President Cyril Ramaphosa addresses the 20th anniversary of the Expanded Public Works Programme at the Buffalo City Stadium on April 24 2024. File photo.
Image: SINO MAJANGAZA

ANC president Cyril Ramaphosa has called on workers to ensure the ANC gets an outright majority at the polls later this month.

Ramaphosa made the call during a May Day rally hosted by ANC alliance partner trade union federation Cosatu at Athlone Stadium in Cape Town on Wednesday.

He said the party was the only political organisation that has advanced the interests of workers and that all the others that are campaigning do not intend to advance the rights of workers.

“I want to rally all workers to be active volunteers of the ANC, to go out and make sure that we achieve this decisive victory that awaits us, because on May 29 the ANC will indeed emerge victorious,” he said.

Ramaphosa also shot down predictions that the ANC result will drop below 50%, saying the naysayers will be surprised.

“I want to give them a very clear message: the workers of this country, the people of this country, are not going to allow the ANC to go below 50%. They are working for an outright majority of the ANC.

“The ANC is going to show you because that is one organisation that has proven over the past 30 years that it cares for the people of this country, having led our people as a whole to bring this country to where it is.”

Ramaphosa outlined a number of workers’ achievements since the ANC came into power in 1994, saying the party, in government, will continue to fight for the rights of workers.

“We are going to continue supporting them.
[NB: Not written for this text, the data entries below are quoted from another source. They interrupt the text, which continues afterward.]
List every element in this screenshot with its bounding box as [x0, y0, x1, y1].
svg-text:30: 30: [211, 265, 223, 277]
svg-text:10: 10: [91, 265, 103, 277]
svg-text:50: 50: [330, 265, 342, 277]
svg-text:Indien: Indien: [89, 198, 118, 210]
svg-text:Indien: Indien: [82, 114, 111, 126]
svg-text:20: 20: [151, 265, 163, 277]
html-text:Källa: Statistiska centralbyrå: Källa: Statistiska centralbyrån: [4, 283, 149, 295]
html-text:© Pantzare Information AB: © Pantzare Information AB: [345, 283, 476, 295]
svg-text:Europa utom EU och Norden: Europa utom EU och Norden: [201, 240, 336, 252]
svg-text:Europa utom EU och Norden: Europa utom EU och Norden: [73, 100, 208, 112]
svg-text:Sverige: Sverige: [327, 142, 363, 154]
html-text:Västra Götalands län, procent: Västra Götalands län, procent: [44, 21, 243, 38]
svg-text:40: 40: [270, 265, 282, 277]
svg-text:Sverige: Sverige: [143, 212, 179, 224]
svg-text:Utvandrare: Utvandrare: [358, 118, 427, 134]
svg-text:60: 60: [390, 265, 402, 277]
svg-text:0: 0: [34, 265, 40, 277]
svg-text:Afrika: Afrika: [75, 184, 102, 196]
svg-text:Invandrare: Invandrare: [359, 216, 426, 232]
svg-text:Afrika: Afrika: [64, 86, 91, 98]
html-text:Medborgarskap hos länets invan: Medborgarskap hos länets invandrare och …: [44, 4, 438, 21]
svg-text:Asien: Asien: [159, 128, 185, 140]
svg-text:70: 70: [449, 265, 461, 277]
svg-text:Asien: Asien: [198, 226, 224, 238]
We will continue the fight for the poor, for those who do not have land, for those who do not have a job and for those who do not even have houses.”

While 1994 was a victory for the rights to vote, to elect a government and write a constitution, the struggle against poverty, inequality, unemployment and exploitation was not over. “But what did we fight for? What did you as workers fight for and achieve?

“You wanted those freedoms that are in the Freedom Charter to be attained. You wanted democracy in your country — that has been achieved.

We still need to ensure the harm that was done against our people when they were forcibly removed from their land and their houses should be addressed, and we still need to provide our people with basic requirements for a decent life: houses, electricity, water and healthcare
President Cyril Ramaphosa

“You wanted a new constitution — yes, that has been achieved.

“You wanted recognition of your unions in the legal form, that has been achieved because soon after freedom, we enacted the Basic Conditions of Employment Act that gave recognition to unions.

“Our unions having not been recognised for the longest time, but as the struggle intensified, they were recognised, but that recognition needed to be strengthened by what should be scribed in the constitution, and that was done.”

Ramaphosa added workers wanted collective bargaining, and that too had been achieved.

“In recent months, you had sought that collective bargaining should be entrenched, it should be consolidated in all sectors, including in the government sector, and I can assure you that collective bargaining is here to stay.

“What you fought for to get collective bargaining will continue to be respected, and you as workers, whether in the private sector or government, I want you to be assured that your collective bargaining rights are entrenched and are guaranteed, so they will continue.”

The workers also won the fight to organise.

“One of the most important rights you wanted was the right to strike, the right to strike was never always there in our laws because workers could easily be dismissed when they went on, but at your insistence as Cosatu, as the working class movement, you insisted that the constitution should have the right to strike, and it is there, you have won it.

“You have a right to strike, and that right would never be taken away from you,” he said.

Other rights included the right to compensation when a worker gets injured at work. Prescribing the minimum wage was another achievement and celebrating a workers’ day like May Day.

Cosatu held its May Day rally at the Athlone Stadium in Cape Town this year. Cosatu said the theme is centered around building a strong and united Cosatu as the union mobilizes for an ANC electoral victory. The union said it will mobilize workers in the Western Cape to vote for the ANC in the May national election. #News #southafrica www.timeslive.co.za

Ramaphosa said while a lot has been achieved, the ANC and its alliance partners still needed to complete the work they set out to do, including returning the land to those who work it.

“We still need to ensure the harm that was done against our people when they were forcibly removed from their land and their houses should be addressed, and we still need to provide our people with basic requirements for a decent life: houses, electricity, water and healthcare.

“We still need to undo the effects of Bantu education, to transform our schools completely, to end illiteracy and ensure our people have the skills to find decent work.”

The ANC also wants a chance to tackle the high unemployment rate in the country and remove the barriers that kept African, coloured and Indian South Africans from full and equal participation in the economy.

Cosatu president Zingiswa Losi reiterated the trade union federation’s support for the ANC in the elections, saying all the workers’ victories were possible not only because Cosatu was strong but also due to its partnership with the ANC that stood with them in the trenches.

“We will stand by the ANC as we unleash our elections machinery crisscrossing workplaces from the farms of George to the shopping centres of Durban. We will go door to door from Mangaung to Rustenburg ensuring we mobilise every worker and voter to come out on election day and deliver an overwhelming majority for the ANC,” she said.

“We dare not fail nor disappoint our people, we have come too far and have much to do.”